Un hombre cruza con silencioso paso la cabina de lujo de un barco que se va... Es alto, fino, altivo, viste ropas de caballero, sus cabellos son rubios y lacios, y hay en sus ojos claros una intensa mirada de nostalgia... Su mano, de largos dedos, busca entre sus bolsillos hasta encontrar unas hojas... papeles descoloridos, estrujados, casi borrados por el agua... papeles en los que, sin embargo, aún pueden verse los sellos del Gobernador y la firma del Papa. Con gesto lento y suave, ha hecho brotar la llama de un fósforo, acercándola a las hojas estrujadas. Un momento, su mano las sostiene en el aire, las mira arder, y las deja caer sobre las inquietas aguas...

El barco cruza frente a las ruinas de Saint-Pierre... Ha dejado atrás el promontorio de rocas sobre el que se alzara el faro, y proa a alta mar apresura la marcha. De pie junto a la baranda de cubierta, mira Renato aquella tierra que se aleja. Su cabeza se alza, sus ojos miran a la alta cumbre del volcán, sereno, sombrío, muerto o dormido, acaso como un símbolo o como una amenaza. Piensa en Mónica y en Juan... Un instante se nublan sus ojos claros; pero, con recia voluntad, vuelve la espalda y se dirige hacia el salón iluminado, dejando atrás la tierra que lentamente parece borrarse...
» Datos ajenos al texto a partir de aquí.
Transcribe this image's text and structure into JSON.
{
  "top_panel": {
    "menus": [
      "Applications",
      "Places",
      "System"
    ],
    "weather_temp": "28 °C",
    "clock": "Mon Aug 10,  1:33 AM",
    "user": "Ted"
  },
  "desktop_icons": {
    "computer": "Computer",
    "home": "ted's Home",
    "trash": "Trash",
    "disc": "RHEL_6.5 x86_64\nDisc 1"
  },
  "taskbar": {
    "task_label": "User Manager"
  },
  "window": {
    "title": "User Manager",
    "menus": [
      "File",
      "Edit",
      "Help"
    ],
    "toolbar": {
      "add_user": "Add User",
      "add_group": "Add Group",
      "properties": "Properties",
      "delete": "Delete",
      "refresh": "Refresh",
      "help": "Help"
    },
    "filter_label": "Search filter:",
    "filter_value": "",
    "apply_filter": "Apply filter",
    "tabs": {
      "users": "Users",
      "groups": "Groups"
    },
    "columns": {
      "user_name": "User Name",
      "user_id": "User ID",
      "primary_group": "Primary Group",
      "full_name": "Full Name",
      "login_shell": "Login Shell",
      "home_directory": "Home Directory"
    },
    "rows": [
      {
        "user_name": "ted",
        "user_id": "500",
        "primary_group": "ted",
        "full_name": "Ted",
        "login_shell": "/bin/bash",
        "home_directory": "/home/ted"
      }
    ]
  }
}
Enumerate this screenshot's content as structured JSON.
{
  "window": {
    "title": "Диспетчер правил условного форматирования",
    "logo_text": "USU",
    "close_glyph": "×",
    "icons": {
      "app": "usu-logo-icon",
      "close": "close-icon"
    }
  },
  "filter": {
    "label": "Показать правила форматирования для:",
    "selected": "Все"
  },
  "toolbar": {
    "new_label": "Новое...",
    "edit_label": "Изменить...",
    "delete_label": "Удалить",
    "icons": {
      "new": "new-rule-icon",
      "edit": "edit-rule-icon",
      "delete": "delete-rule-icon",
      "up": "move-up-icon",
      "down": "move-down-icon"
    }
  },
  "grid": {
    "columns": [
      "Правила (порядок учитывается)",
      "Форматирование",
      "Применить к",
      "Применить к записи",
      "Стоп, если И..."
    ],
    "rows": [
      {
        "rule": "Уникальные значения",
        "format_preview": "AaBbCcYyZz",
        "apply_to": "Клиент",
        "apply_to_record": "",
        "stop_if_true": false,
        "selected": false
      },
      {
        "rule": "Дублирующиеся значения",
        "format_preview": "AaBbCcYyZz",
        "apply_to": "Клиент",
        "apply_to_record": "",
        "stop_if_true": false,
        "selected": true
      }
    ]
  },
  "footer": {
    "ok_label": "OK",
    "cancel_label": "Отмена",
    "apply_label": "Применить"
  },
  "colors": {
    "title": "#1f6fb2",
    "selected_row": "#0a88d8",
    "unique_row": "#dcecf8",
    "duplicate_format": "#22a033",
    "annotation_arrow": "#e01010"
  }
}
Martinica... tierra florida y convulsa, surgida al impulso de un borbotón de fuego... Volcán de amores y de odios, de pasiones sin freno, de abnegaciones y crueldades... Tierra única, donde habrían de chocar un día aquellos cuatro corazones apasionados: Mónica, Aimée, Renato, Juan... Martinica... isla brotada donde el brillante mar Caribe parece más inquieto, broche de oro en el collar de esmeraldas de las Antillas... Exuberante y áspera, generosa y salvaje, presa de aventureros, refugio de piratas, hija predilecta del sol más ardiente del planeta, cuna del gran volcán que es como el corazón ardiente y contenido latiendo en sus entrañas... Tierra feroz y misteriosa, abrupta y enigmática... Isla bravía; con nombre de mujer: ¡Martinica!